Fidèle à notre volonté d’offrir un produit complet et performant, notre contrat FAR PER intègre le fonds euro-croissance, que nous avons été les premiers à lancer sur un contrat de retraite supplémentaire. Ce support, qui répond au besoin d’épargne performante et sécurisée, est aujourd’hui particulièrement adapté à l’horizon de placement des contrats de retraite. J’ajouterais que le FAR PER est, comme nos offres épargne et retraite, très orienté vers l’intégration de l’investissement responsable, une demande forte de nos adhérents depuis plusieurs années. Notre objectif en 2022 est de proposer près de 90 % de nos encours en unités de compte (UC)** sous label responsable. Nous proposons également une unité de compte carbone compensée, ainsi qu’une gestion pilotée ESG (environnement, social et gouvernance). 
Un mot de conclusion ?
François Pierson :  Un des aspects de la loi PACTE était aussi de promouvoir l’investissement local ou dans des PME et ETI françaises pour participer à la relance.

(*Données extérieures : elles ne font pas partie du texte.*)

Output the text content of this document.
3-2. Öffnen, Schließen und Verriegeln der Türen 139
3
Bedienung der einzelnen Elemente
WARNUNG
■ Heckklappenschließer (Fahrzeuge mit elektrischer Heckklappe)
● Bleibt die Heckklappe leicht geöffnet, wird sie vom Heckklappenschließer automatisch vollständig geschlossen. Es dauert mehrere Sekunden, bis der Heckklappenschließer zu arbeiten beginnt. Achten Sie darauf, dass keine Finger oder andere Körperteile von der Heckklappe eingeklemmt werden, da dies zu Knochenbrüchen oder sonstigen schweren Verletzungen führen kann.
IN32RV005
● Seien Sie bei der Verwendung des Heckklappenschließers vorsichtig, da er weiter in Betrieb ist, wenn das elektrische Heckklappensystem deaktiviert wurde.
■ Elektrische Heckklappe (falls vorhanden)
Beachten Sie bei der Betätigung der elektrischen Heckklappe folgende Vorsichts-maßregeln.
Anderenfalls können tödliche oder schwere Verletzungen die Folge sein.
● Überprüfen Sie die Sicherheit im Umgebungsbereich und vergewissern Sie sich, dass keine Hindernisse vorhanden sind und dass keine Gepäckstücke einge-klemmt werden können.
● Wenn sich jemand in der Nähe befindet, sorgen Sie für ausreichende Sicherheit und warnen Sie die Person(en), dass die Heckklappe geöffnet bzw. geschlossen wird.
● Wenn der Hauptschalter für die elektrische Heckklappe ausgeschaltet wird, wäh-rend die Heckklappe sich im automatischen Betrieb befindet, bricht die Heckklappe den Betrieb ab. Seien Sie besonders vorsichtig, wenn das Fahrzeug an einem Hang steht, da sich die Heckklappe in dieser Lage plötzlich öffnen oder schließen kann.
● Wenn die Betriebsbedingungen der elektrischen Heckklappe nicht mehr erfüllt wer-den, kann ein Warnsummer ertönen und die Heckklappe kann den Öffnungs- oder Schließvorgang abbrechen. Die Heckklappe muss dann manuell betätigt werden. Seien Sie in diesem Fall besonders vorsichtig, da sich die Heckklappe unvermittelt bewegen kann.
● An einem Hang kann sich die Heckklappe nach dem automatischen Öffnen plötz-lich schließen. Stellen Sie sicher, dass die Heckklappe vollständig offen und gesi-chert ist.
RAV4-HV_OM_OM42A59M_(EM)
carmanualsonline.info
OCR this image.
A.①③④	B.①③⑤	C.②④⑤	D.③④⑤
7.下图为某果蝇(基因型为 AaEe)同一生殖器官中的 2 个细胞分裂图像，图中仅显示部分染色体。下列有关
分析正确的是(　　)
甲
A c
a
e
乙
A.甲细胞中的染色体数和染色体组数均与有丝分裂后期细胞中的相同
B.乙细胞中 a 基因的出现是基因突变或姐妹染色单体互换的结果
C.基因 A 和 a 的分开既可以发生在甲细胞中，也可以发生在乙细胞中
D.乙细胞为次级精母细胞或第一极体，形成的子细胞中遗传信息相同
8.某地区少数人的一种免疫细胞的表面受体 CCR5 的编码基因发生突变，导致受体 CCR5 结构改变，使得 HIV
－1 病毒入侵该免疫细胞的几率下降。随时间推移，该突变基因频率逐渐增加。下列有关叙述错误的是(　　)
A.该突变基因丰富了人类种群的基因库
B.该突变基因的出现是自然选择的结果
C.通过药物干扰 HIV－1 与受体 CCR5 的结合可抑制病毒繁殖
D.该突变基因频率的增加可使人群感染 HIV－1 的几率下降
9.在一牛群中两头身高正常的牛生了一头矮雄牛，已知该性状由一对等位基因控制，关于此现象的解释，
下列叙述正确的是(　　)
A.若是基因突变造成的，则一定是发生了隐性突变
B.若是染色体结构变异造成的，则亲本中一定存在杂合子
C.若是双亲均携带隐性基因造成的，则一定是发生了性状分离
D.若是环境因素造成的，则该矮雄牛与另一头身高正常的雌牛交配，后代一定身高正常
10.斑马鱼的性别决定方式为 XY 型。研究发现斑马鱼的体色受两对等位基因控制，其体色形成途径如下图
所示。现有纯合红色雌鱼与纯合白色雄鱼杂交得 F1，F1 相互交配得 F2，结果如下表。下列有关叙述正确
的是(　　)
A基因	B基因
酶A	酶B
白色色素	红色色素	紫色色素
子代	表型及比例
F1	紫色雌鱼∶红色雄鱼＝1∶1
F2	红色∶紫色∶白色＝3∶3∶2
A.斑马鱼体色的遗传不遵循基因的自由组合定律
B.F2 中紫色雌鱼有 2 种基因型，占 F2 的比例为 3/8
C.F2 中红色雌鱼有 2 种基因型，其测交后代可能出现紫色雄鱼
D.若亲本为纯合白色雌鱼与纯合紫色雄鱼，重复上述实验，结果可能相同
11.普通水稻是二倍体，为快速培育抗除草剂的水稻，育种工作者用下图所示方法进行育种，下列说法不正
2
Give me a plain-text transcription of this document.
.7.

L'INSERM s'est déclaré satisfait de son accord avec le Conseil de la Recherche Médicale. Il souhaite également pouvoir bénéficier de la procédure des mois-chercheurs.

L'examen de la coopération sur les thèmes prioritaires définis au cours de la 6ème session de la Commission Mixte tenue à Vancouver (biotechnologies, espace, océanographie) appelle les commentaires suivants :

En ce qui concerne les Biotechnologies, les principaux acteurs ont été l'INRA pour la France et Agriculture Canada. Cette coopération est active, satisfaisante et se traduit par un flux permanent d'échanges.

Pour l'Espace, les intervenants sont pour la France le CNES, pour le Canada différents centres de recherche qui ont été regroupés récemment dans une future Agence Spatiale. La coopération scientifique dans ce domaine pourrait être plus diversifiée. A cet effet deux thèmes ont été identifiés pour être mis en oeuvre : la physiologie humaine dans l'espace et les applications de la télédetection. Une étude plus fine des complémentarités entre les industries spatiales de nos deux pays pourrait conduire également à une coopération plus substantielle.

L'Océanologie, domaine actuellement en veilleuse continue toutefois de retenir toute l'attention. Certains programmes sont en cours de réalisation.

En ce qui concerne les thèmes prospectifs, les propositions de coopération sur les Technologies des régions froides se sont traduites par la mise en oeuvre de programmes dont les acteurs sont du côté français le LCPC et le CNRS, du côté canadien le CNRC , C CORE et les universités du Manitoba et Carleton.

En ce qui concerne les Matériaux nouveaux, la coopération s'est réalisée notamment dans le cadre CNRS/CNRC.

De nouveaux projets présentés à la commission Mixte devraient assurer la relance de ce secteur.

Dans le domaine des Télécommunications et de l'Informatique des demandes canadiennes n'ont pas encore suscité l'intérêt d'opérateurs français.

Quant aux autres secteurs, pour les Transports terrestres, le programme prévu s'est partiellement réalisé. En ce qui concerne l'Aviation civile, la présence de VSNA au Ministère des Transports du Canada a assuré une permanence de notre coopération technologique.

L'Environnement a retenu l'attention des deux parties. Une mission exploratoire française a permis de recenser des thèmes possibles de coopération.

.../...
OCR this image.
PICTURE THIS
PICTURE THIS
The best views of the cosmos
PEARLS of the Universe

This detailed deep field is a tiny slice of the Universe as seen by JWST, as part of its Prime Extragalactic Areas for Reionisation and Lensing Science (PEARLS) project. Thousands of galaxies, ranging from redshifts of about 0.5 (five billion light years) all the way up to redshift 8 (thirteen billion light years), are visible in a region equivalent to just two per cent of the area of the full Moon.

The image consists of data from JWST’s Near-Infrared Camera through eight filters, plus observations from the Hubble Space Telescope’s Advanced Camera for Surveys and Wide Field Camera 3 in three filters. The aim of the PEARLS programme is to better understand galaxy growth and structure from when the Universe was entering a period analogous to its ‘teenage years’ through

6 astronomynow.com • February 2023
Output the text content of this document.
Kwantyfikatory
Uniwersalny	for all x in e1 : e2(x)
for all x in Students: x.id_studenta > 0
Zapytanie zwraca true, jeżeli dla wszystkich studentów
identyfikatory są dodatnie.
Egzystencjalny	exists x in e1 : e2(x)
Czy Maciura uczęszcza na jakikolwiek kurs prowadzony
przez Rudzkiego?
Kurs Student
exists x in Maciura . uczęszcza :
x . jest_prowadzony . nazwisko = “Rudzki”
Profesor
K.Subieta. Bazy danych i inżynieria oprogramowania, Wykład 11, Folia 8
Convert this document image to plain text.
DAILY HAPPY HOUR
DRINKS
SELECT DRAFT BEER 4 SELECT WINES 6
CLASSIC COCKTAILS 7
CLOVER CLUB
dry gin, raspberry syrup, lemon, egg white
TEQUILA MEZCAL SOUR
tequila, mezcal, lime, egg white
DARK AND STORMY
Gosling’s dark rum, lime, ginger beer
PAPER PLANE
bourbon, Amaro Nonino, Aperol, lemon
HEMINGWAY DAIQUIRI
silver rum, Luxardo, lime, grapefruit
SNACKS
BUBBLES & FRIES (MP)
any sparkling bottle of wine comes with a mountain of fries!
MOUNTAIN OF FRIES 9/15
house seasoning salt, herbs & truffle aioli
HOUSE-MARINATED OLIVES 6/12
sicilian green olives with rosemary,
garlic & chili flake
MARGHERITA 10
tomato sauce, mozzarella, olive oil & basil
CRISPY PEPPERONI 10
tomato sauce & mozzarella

Ces thématiques sont également importantes pour AGIPI, et déjà intégrées dans tous nos contrats d’épargne et de retraite.
Notre unité de compte Agipi Régions Solidaire**, par exemple, est dédiée à l’investissement local et à la promotion du tissu économique régional français. Elle est labellisée « France Relance » et accessible à tous nos adhérents.
 
* FAIDER : Fédération des associations indépendantes de défense des épargnants pour la retraite

** L'investissement sur les supports en unité de compte comporte un risque de perte en capital. Les montants investis sur les supports en unité de compte ne sont pas garantis par l'assureur, qui ne s'engage que sur le nombre d'unités de compte.